For once in her life, Fleur didn’t know what to say or even to think. She ought to find the suggestion that they were friends ludicrous in the extreme. It was an extraordinary idea, one that was matched only by the extraordinary circumstances she found herself in—sitting in the Marquess of Meltham’s library rationally discussing his brother’s culpability in her husband’s death.
This was not the encounter she’d expected when she’d stormed out of the office and into his town house. She’d expected a fight, expected to throw things—hot words, a glass or two, to give full vent to her spleen, to her sense of betrayal. And she had. But as a result, she’d expected to be bodily removed from the town house. She would have written about that and painted Jasper Bexley, Marquess of Meltham, with the blackest of brushes, an obstructor of justice, a man who was above the law, who threw his title around to protect a guilty brother.
Instead, he’d asked her to sit, to voice her grievances and he’d answered them, explaining his perspective while holding himself and her accountable. It definitely had her off-kilter but not so far off that she’d forgotten what she’d came for.
‘I will not let it be that easy.’ She gave him a strong stare, although it was difficult to look at him and not see Umberton, not see her lover, a man she’d trusted with her body and her mind. ‘You cannot justify your deception because you feel the consequences were worthy. One cannot say bad behaviour is suddenly good because something good came from it.’
She’d had enough of men making that argument. Adam had kept the state of the newspaper from her, no doubt thinking to protect her from worry. And now, Jasper Bexley had deceived her, too. ‘Besides,’ she added, ‘you did not deceive me with the intent of friendship in mind. That was an accident.’
‘Ahappyaccident,’ he countered. ‘As I said, we get to decide how we go on. What shall it be, Fleur? Shall we go forward with forgiveness and friendship or with fear and mistrust?’ There was no true ‘we’ about it. He was leaving the decision up to her and she thought it rather unfair that he made it her responsibility to end things when he’d been the one to walk out.
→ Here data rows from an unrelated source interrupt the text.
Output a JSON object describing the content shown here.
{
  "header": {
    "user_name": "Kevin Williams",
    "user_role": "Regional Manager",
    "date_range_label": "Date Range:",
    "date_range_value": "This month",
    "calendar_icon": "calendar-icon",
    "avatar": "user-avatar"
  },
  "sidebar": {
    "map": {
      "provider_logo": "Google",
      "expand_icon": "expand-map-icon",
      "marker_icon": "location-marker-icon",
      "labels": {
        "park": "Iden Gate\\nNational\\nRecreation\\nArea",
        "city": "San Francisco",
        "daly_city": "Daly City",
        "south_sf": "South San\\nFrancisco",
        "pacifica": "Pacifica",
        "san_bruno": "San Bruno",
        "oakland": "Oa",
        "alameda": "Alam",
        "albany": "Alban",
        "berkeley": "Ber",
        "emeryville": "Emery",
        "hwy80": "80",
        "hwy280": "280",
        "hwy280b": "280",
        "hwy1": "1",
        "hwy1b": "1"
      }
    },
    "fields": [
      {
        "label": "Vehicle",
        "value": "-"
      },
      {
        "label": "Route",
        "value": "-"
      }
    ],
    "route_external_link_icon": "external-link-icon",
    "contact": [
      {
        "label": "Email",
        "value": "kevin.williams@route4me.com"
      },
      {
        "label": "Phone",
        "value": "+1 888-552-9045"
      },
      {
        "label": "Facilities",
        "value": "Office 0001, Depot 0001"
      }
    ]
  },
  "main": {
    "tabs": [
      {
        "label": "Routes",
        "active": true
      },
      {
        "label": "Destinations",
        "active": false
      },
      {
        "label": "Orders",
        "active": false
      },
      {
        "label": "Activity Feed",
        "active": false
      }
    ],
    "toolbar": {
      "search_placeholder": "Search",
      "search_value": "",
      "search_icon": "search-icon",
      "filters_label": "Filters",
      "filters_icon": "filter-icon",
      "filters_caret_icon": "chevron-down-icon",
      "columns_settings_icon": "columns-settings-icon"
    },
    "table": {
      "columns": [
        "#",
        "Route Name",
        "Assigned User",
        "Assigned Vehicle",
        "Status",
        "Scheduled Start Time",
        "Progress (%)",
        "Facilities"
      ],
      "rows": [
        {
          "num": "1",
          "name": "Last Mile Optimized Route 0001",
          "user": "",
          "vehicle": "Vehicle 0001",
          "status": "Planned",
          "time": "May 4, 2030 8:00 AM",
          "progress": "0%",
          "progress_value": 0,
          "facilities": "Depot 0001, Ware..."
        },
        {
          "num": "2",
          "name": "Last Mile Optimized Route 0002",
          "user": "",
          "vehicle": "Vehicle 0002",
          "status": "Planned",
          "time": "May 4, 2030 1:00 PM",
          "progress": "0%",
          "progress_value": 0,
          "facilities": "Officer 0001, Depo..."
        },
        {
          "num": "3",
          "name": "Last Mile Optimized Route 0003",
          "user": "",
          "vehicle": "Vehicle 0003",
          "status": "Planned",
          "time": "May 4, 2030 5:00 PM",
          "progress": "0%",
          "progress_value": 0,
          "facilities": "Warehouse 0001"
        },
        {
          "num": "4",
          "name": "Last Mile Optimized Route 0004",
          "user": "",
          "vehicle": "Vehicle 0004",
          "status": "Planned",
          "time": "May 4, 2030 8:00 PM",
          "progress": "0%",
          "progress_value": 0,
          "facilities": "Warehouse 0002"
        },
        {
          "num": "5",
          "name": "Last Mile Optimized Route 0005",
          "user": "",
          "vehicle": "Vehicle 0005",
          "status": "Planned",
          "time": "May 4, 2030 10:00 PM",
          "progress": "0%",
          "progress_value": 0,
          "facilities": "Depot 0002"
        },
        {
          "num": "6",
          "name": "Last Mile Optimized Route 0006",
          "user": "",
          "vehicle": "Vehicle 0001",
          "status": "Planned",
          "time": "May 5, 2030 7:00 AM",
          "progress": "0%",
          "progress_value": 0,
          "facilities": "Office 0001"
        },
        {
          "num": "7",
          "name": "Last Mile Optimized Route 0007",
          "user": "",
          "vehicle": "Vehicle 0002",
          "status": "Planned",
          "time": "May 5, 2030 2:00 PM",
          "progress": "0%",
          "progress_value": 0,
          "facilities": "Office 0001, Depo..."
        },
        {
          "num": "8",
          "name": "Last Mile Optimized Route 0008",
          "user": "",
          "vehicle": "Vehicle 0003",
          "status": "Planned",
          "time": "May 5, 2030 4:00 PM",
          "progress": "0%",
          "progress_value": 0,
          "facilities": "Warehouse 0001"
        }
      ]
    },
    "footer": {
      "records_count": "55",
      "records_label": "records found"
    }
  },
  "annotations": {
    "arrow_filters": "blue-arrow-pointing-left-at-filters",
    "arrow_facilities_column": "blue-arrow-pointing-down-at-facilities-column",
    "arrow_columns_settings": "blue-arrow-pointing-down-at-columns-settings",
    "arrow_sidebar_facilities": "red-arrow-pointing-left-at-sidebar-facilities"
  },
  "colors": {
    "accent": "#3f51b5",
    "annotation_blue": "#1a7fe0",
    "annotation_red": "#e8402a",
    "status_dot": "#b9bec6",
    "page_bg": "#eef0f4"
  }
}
‘There is no decision because there are no choices.’ Which was probably for the best. The way he was looking at her now, those eyes of his steady on her, his interest, his want, naked in them, there for her to see, made her wish it could be otherwise. But ‘otherwise’ was not practical. ‘The issues between us are too large, they divide us too thoroughly. And even if they didn’t, our association would undermine our individual credibility.’ Even without the issue of his brother between them, she knew better than to think they could be friends.
He took a swallow from his glass for the first time since she’d sat down. ‘I think I’ll need you to explain all of that to me. You must excuse my denseness. I’m not a man used to being without options.’ He was half teasing, half serious.
‘You will be inclined to protect your brother. I can understand that even if I can’t support it. On the other hand, I cannot let the truth go unpublished for the sake of...’ She groped for the words. She’d been about to say for the sake of a lover. ‘For the sake of someone I care for. I cannot be driven by my emotions, or the truth becomes subjective.’
She sighed. ‘The chasm is too wide. Either I will be right, or you will be right. Either way, there will be consequences. Which leads me to your idea of friendship. I do not think friendship can survive such pressures. Aside from that, us associating together—the Marquess of Meltham, brother of the maligned Lord Orion Bexley, and the widow of a prominent man killed at the dam Lord Orion Bexley oversaw, will not build credibility for legislation. People will suspect a conflict of interest and neither of us will look well. Perhaps me most of all, since it impacts my ability to be taken seriously at the newspaper.’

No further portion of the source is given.